To make this "diborene," Robinson, a chemistry professor at the University of Georgia, Athens, and his coworkers synthesized a new starting material: RBBr3, in which R is a bulky N-heterocyclic carbene ligand. The chemists treated this compound with a reducing agent (potassium graphite, KC8) in diethyl ether, hoping to make RB=BR. But instead, the potassium liberated hydrogens from the solvent, and the researchers isolated two crystalline hydrogen-containing products: the diborene RHB=BHR and the diborane RH2B–BH2R.
Although dianions containing a B=B bond have been reported by other groups, no one previously had been able to get two boron atoms to form a double bond in a stable, neutral molecule.
It's "a major development in the chemistry of the main-group elements," comments inorganic chemist Alan H. Cowley of the University of Texas, Austin. Chemist Jerry L. Atwood of the University of Missouri, Columbia, agrees, noting that "this is the type of fundamental discovery that will find its way very quickly into textbooks."
The neutral diborene's B=B bond distance is 1.560, considerably shorter than the single boron-boron bond in the corresponding diborane RH2B, BH2R and also shorter than the B=B distance in some dianions that purportedly contain a strong B=B π bond, the Georgia researchers note.
The doubly bonded nature of the diborene's B=B bond is supported by theoretical studies carried out by Robinson's chemistry department colleagues R. Bruce King, Henry F. Schaefer III, and Paul v.
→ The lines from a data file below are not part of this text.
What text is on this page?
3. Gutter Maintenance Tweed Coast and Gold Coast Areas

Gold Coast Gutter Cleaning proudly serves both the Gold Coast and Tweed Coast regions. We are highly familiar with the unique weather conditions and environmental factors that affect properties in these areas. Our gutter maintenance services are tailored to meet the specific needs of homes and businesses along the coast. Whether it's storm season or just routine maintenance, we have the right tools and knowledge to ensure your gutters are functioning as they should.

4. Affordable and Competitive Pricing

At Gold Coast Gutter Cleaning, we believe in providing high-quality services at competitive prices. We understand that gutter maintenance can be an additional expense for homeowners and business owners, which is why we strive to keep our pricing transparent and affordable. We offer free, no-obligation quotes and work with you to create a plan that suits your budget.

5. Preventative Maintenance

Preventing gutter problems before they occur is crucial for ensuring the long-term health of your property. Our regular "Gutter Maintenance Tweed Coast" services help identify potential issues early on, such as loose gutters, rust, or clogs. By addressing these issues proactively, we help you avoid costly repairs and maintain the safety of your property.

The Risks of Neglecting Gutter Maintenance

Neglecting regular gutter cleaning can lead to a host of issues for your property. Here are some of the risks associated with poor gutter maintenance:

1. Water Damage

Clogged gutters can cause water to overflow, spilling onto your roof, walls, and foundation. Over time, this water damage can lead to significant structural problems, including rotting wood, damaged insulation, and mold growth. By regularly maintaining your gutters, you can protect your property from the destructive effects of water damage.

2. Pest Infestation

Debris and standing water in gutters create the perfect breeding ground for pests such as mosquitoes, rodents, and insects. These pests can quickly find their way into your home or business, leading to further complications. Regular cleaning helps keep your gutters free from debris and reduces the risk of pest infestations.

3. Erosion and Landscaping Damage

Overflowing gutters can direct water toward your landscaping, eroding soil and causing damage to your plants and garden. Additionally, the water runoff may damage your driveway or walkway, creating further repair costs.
R. Schleyer.
The carbene ligands are key to the diborene's B=B bond, Robinson points out. The divalent carbon atom of each carbene donates its two free electrons to form a carbon-boron bond, allowing the boron's three valence electrons to form a bond to hydrogen and a σ and a π bond to the other boron.
As far as making a stable boron-boron triple bond is concerned, that's still on Robinson's "to do" list. After all, the only molecule known with a bond of this type had to be prepared at cryogenic temperatures in a frozen argon matrix.